A momentum indicator MACD is also trading with negative crossover, which adds bearishness in prices but the Relative Strength Index (RSI) is trying to bounce from the overbought zone with the support of 200-DMA.

At present, the Nifty IT index has support at 33100 levels while resistance comes at 36075 levels.  

Q) Should one consider buying post the Budget Day to avoid volatility and clarity?

A) Proposed accelerated discontinuation of pandemic stimulus and faster than expected normalization of policy rates by the US Fed has mainly brought volatility in the global equity markets. Tentatively, starting from Mar. 2022, the US Fed is likely to hike rates three times in 2022.

Primarily, because of global cues equity market will continue to be volatile in the near term.
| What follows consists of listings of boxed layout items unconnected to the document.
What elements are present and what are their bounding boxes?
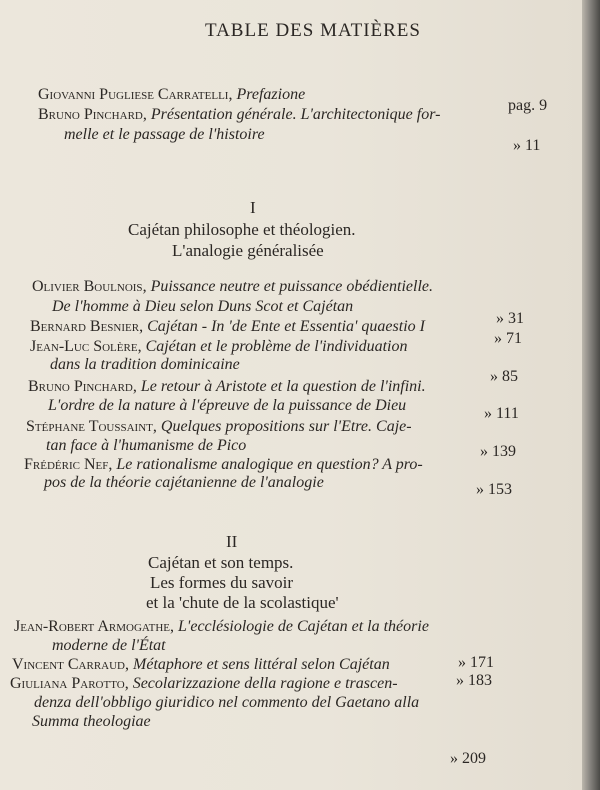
section-heading: et la 'chute de la scolastique' — [146, 593, 339, 612]
entry-title-cont: Summa theologiae — [32, 713, 151, 730]
section-heading: Les formes du savoir — [150, 573, 294, 592]
toc-entry: Bruno Pinchard, Le retour à Aristote et la question de l'infini. — [28, 378, 426, 395]
entry-title: L'ecclésiologie de Cajétan et la théorie — [178, 618, 429, 635]
section-heading: Cajétan et son temps. — [148, 553, 294, 572]
entry-title-cont: moderne de l'État — [52, 637, 166, 654]
entry-title: Cajétan - In 'de Ente et Essentia' quaestio I — [147, 318, 425, 335]
entry-title-cont: De l'homme à Dieu selon Duns Scot et Cajétan — [52, 298, 354, 315]
entry-author: Jean-Luc Solère — [30, 338, 138, 355]
entry-author: Vincent Carraud — [12, 656, 126, 673]
toc-entry: Giuliana Parotto, Secolarizzazione della ragione e trascen- — [10, 675, 398, 692]
entry-author: Giuliana Parotto — [10, 675, 125, 692]
page-number: » 183 — [456, 672, 492, 689]
page-number: » 171 — [458, 654, 494, 671]
page-number: pag. 9 — [508, 97, 548, 114]
toc-entry: Jean-Luc Solère, Cajétan et le problème de l'individuation — [30, 338, 408, 355]
entry-title-cont: melle et le passage de l'histoire — [64, 126, 265, 143]
entry-title-cont: denza dell'obbligo giuridico nel commento del Gaetano alla — [34, 694, 420, 711]
toc-entry: Jean-Robert Armogathe, L'ecclésiologie de Cajétan et la théorie — [14, 618, 429, 635]
entry-title: Cajétan et le problème de l'individuation — [145, 338, 408, 355]
entry-author: Bruno Pinchard — [38, 106, 143, 123]
page-number: » 111 — [484, 405, 519, 422]
page-edge — [582, 0, 600, 790]
page-number: » 139 — [480, 443, 516, 460]
toc-entry: Vincent Carraud, Métaphore et sens littéral selon Cajétan — [12, 656, 390, 673]
toc-entry: Bernard Besnier, Cajétan - In 'de Ente et Essentia' quaestio I — [30, 318, 425, 335]
page-number: » 71 — [494, 330, 522, 347]
section-heading: Cajétan philosophe et théologien. — [128, 220, 356, 239]
entry-author: Stéphane Toussaint — [26, 418, 153, 435]
entry-author: Olivier Boulnois — [32, 278, 143, 295]
entry-author: Bruno Pinchard — [28, 378, 133, 395]
entry-title: Métaphore et sens littéral selon Cajétan — [133, 656, 390, 673]
entry-title: Puissance neutre et puissance obédientielle. — [150, 278, 433, 295]
entry-title: Le retour à Aristote et la question de l'infini. — [140, 378, 426, 395]
section-heading: L'analogie généralisée — [172, 241, 324, 260]
section-numeral: II — [226, 532, 238, 551]
entry-title-cont: tan face à l'humanisme de Pico — [46, 437, 247, 454]
entry-author: Bernard Besnier — [30, 318, 140, 335]
toc-entry: Olivier Boulnois, Puissance neutre et puissance obédientielle. — [32, 278, 433, 295]
entry-title: Quelques propositions sur l'Etre. Caje- — [160, 418, 412, 435]
section-numeral: I — [250, 198, 256, 217]
entry-title: Présentation générale. L'architectonique for- — [150, 106, 441, 123]
entry-title-cont: dans la tradition dominicaine — [50, 356, 240, 373]
page-title: TABLE DES MATIÈRES — [205, 20, 421, 41]
page-number: » 11 — [513, 137, 541, 154]
toc-entry: Giovanni Pugliese Carratelli, Prefazione — [38, 86, 306, 103]
page-number: » 85 — [490, 368, 518, 385]
toc-entry: Frédéric Nef, Le rationalisme analogique en question? A pro- — [24, 456, 423, 473]
page-number: » 31 — [496, 310, 524, 327]
entry-author: Giovanni Pugliese Carratelli — [38, 86, 229, 103]
entry-author: Jean-Robert Armogathe — [14, 618, 171, 635]
page-number: » 153 — [476, 481, 512, 498]
entry-author: Frédéric Nef — [24, 456, 109, 473]
entry-title-cont: pos de la théorie cajétanienne de l'analogie — [44, 474, 324, 491]
page-number: » 209 — [450, 750, 486, 767]
toc-entry: Bruno Pinchard, Présentation générale. L'architectonique for- — [38, 106, 441, 123]
entry-title: Le rationalisme analogique en question? A pro- — [116, 456, 423, 473]
toc-entry: Stéphane Toussaint, Quelques propositions sur l'Etre. Caje- — [26, 418, 412, 435]
entry-title-cont: L'ordre de la nature à l'épreuve de la puissance de Dieu — [48, 397, 407, 414]
entry-title: Prefazione — [236, 86, 306, 103]
entry-title: Secolarizzazione della ragione e trascen- — [132, 675, 398, 692]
Despite volatilities, we are recommending investors to consider investment into economy-facing sectors like banks, autos, cement, etc.

Q) FIIs remain net sellers for more than Rs 30,000cr in the cash segment of Indian equity markets – what is causing the panic – is it the US Fed or Budget 2022?

A) Since the start of the year, the domestic market is facing excessive selling by the FIIs, mainly on account of the proposed discontinuation of pandemic stimulus and faster than expected policy rate normalization by the UD Fed.

Apart from profit-booking, this is also one of the key reasons, why the FII’s are a net seller in the current month till date.

(Disclaimer: The views/suggestions/advice expressed here in this article are solely by investment experts. Zee Business suggests its readers to consult with their investment advisers before making any financial decision.)